The land of the Pondos is full of stories that remind us of times gone by. Most of these tales are kept only through their telling but some have been recorded.
Somewhere between 500 and 1200 years ago Bantu speaking people settled all along the East coast of Southern Africa down to what is now known as Port Elizabeth. This area was also home to nomadic San and Khoi people. Many of the Khoi were incorporated bringing with them the three characteristic clicks that are found in the Xhosa language today.
This region is geographically referred to as “Eastern Pondoland”.
The amaPondo are one of 12 Xhosa speaking tribes. The Pondos and other Xhosa speakers along the coast had their first contact with Europeans in the form of shipwrecked sailors. Strange light-skinned apparitions would occasionally be left with the white foam on the beaches after a big storm. The Xhosa word for “Whities” is “Abelungu” – meaning just that – ‘foam from the sea’. Some of the shipwrecked stayed – the clan name ‘Umlungu’ often recording the history of their children.
Trade between the amaPondo and other Xhosa speakers – where Xhosa tobacco and cannabis was traded for metal – has been dated to 400 years ago. Trade between the Xhosa and Boers was recorded 300 years back.
Around the late 1700’s the pressure for land began increasing. For the Xhosa speaking tribes there were the British to the South, Boers to the East and other Bantu speakers from the North. Those from the North were pushed down by the series of battles and migrations that were set off by the rise of Shaka and the Zulu state. The war with the British and the Boers continued sporadically for 60 years. By the early 1850’s relations between the Cape Colony and the so called ‘Territories’ had settled down to an uneasy peace. This standoff was tragically settled by the ‘cattle killing’ of 1856. On the advice of a diviner, people were ordered to eat all their cattle and consume or destroy all their crops. All those who disobeyed together with all whites were to be swept into the sea by a strong wind on the 18th of February 1857.
At this time there was an abundance of cattle and grain, but with the resulting famine, resistance to the colonials crumbled. In the same year the British introduced a poll tax. By 1858 all chiefdoms except those of the Mpondo had submitted to colonial administration.
Geographically remote, tucked away in the far NE of the ‘Territories’ the Pondos were furthest away from the wars with the colonists. They did not take part in the cattle killings of 1856 and were exempt from the poll tax of ’57.

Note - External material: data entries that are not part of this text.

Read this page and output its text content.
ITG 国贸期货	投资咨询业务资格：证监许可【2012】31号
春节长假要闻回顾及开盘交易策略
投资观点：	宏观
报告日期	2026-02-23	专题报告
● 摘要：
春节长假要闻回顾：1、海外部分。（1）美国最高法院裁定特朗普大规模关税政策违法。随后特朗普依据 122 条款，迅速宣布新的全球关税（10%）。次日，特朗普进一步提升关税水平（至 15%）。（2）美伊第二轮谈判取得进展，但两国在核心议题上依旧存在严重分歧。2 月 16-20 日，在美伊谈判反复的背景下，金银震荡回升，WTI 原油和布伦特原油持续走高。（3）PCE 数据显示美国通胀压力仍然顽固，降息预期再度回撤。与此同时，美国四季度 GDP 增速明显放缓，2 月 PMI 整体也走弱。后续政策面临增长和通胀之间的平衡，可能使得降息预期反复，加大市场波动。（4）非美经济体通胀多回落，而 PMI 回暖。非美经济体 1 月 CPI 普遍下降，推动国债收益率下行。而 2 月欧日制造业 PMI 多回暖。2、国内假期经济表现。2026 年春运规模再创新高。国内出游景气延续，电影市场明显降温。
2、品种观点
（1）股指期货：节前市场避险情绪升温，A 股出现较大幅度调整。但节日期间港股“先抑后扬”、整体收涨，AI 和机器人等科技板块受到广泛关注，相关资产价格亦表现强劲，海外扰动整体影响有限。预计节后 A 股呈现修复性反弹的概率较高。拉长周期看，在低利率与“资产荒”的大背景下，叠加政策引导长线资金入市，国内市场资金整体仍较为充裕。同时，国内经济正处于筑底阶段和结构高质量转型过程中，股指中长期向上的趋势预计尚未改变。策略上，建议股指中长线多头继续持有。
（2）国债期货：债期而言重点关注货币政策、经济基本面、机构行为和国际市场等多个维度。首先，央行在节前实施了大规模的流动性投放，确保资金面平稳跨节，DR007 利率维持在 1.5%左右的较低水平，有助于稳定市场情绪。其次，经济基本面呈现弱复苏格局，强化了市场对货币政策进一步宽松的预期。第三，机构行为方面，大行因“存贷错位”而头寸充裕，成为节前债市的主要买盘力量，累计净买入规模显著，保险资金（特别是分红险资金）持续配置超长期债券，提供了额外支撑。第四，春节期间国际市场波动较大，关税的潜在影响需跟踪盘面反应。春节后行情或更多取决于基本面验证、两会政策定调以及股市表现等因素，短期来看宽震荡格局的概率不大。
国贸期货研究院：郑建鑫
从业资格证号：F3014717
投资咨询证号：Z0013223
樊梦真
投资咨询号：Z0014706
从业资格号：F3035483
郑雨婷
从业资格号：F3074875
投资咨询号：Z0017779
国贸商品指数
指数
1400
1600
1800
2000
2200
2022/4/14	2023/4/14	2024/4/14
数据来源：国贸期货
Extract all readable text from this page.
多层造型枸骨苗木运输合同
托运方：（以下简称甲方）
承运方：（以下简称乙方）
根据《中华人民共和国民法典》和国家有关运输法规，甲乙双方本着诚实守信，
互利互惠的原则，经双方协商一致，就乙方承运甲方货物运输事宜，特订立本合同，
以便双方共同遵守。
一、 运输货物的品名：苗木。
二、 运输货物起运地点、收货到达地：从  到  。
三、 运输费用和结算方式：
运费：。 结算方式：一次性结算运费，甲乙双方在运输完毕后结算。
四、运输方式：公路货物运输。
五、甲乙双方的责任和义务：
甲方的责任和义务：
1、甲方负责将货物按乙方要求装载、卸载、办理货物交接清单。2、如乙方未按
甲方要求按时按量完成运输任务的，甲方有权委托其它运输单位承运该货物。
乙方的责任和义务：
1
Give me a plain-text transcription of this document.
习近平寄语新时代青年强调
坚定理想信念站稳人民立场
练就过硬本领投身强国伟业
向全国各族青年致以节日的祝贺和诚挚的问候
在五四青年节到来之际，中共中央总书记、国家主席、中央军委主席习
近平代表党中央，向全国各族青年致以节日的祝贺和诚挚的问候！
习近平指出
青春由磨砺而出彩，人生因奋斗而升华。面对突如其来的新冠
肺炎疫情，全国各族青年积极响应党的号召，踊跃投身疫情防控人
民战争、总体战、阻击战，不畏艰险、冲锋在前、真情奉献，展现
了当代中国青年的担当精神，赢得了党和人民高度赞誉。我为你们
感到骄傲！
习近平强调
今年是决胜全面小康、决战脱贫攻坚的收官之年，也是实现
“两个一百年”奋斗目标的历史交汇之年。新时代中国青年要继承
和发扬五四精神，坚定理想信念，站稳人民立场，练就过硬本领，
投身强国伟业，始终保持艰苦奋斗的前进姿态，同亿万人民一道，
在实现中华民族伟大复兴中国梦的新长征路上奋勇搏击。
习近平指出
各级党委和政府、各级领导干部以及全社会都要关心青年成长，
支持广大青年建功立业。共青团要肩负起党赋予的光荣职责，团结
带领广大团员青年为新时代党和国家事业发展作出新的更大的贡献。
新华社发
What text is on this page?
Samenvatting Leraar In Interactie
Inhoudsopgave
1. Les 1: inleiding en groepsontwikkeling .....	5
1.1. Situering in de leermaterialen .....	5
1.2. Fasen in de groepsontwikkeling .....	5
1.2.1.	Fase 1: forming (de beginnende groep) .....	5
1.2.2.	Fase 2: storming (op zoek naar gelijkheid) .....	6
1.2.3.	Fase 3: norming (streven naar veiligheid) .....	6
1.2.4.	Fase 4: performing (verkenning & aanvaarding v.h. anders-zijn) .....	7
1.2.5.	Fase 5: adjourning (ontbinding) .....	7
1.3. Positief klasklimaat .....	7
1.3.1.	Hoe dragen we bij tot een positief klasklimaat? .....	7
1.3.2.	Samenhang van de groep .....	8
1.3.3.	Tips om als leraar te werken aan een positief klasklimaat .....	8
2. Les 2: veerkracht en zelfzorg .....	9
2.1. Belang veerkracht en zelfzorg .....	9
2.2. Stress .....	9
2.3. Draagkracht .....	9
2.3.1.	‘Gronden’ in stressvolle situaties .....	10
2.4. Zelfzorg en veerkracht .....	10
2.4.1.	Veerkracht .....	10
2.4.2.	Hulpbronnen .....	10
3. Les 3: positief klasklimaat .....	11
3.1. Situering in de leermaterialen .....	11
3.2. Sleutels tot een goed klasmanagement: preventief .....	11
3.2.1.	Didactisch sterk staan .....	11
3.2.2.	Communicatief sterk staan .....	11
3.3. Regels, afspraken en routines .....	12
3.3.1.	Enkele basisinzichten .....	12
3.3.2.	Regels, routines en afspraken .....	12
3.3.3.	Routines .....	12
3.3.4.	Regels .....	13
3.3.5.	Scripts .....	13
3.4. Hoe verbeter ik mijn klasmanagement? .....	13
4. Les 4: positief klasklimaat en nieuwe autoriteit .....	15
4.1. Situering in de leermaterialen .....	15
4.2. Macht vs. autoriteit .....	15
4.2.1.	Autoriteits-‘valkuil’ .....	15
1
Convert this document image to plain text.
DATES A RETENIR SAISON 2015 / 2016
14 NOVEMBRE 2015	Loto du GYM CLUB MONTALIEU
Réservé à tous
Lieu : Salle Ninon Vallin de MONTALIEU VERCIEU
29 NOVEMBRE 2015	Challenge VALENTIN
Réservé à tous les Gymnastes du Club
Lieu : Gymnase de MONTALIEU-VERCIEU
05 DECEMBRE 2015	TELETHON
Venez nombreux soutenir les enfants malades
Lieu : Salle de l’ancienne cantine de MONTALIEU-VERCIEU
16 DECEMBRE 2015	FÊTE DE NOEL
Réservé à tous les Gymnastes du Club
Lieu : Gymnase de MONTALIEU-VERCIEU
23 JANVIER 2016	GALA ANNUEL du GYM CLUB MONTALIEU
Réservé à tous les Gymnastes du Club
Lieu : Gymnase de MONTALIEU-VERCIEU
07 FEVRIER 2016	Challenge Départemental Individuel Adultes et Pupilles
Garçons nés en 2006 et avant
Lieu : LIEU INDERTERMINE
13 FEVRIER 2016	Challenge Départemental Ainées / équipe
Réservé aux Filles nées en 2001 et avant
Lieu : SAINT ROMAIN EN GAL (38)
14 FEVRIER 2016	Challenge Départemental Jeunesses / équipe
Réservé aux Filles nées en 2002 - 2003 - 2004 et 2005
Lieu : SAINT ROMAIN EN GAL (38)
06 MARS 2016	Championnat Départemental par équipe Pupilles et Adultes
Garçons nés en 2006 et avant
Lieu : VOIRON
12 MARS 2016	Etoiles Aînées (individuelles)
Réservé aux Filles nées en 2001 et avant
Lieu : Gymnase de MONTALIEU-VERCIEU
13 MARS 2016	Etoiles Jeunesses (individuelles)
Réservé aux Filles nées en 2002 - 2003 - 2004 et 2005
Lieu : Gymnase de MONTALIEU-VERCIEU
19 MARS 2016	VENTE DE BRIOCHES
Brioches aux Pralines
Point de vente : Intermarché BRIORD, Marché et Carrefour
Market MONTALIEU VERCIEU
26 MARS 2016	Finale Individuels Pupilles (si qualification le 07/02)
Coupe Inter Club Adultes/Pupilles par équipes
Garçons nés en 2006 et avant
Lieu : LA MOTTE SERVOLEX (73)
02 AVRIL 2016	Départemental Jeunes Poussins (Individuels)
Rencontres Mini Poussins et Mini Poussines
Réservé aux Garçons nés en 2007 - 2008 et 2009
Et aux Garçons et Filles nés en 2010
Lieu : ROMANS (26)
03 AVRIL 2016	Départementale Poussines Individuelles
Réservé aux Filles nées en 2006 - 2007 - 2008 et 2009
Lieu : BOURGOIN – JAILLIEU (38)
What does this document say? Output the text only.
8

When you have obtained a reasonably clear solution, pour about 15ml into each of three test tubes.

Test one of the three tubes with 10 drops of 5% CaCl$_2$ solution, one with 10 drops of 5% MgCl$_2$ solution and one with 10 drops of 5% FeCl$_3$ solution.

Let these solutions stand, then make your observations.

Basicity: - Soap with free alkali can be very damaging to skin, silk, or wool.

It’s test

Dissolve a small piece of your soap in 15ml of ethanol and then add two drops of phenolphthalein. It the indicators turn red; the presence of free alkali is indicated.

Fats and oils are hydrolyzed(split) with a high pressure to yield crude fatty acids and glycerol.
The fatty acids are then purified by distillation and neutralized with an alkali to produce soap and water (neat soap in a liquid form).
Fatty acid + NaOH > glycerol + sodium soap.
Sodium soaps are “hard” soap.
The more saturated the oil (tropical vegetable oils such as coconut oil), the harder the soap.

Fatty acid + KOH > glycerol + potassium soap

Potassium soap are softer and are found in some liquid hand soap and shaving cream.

The Pondos had been effected by the Mfecane – the wars and migrations set off by the rise of Shaka and his Zulu empire. In 1828, during the reign of Faku (paramount chief of the Pondos), they lost their land and cattle east of the Mzimvubu (river) to many hundreds of people who were fleeing Shaka’s impis (warriors). It is during this retreat that Faku reorganised his military forces and intensified raiding, hunting, agricultural and trade enterprises. By 1843 the Pondos had replaced their herds of cattle and Faku represented many people living south of the Zulu kingdom, commanding tremendous power. The following year Faku signed a treaty with the Cape Colonial government which recognised and protected his authority. Many groups of people joined his empire as a means of protecting their land from the ‘trekkers’ in Natal who were keen to expand their own borders.
Through various political, economic and religious pressures the tribespeople were forced to accept the annexing of Pondoland to the colony in 1894.
For 70 years Pondoland fell the under the Cape Provincial Administration – first under British colonial government and then from 1948 under the Nationalist party government. The ‘separate development’ policies (Apartheid) of H.F. Verwoerd resulted in the ‘awarding’ of ‘self-government’ to an area known as the Transkei in 1963 (The area known as the Transkei incorporated many, though not all, of the Xhosa speaking tribes.) This was followed by ‘full independance’ in 1976.
After the first democratic elections, the Transkei as an entity fell away, and the region became part of the vast and diverse Eastern Cape. Despite this incorporation, Transkei in general and Pondoland in particular remain discrete regions in many ways.
Many people still lead lives not much different from those of their ancestors during the 16th and 17th centuries. Traditional forms of land use and government are still practised, and while this may be partially explained by the shortage of facilities and capital during colonial and apartheid governments, the resilience of many craft, religious and other cultural practices also suggests a determination on the part of many rural people to retain elements of their heritage. This does not mean that modern ideas and innovations are rejected; instead they are incorporated and employed alongside traditional methods.”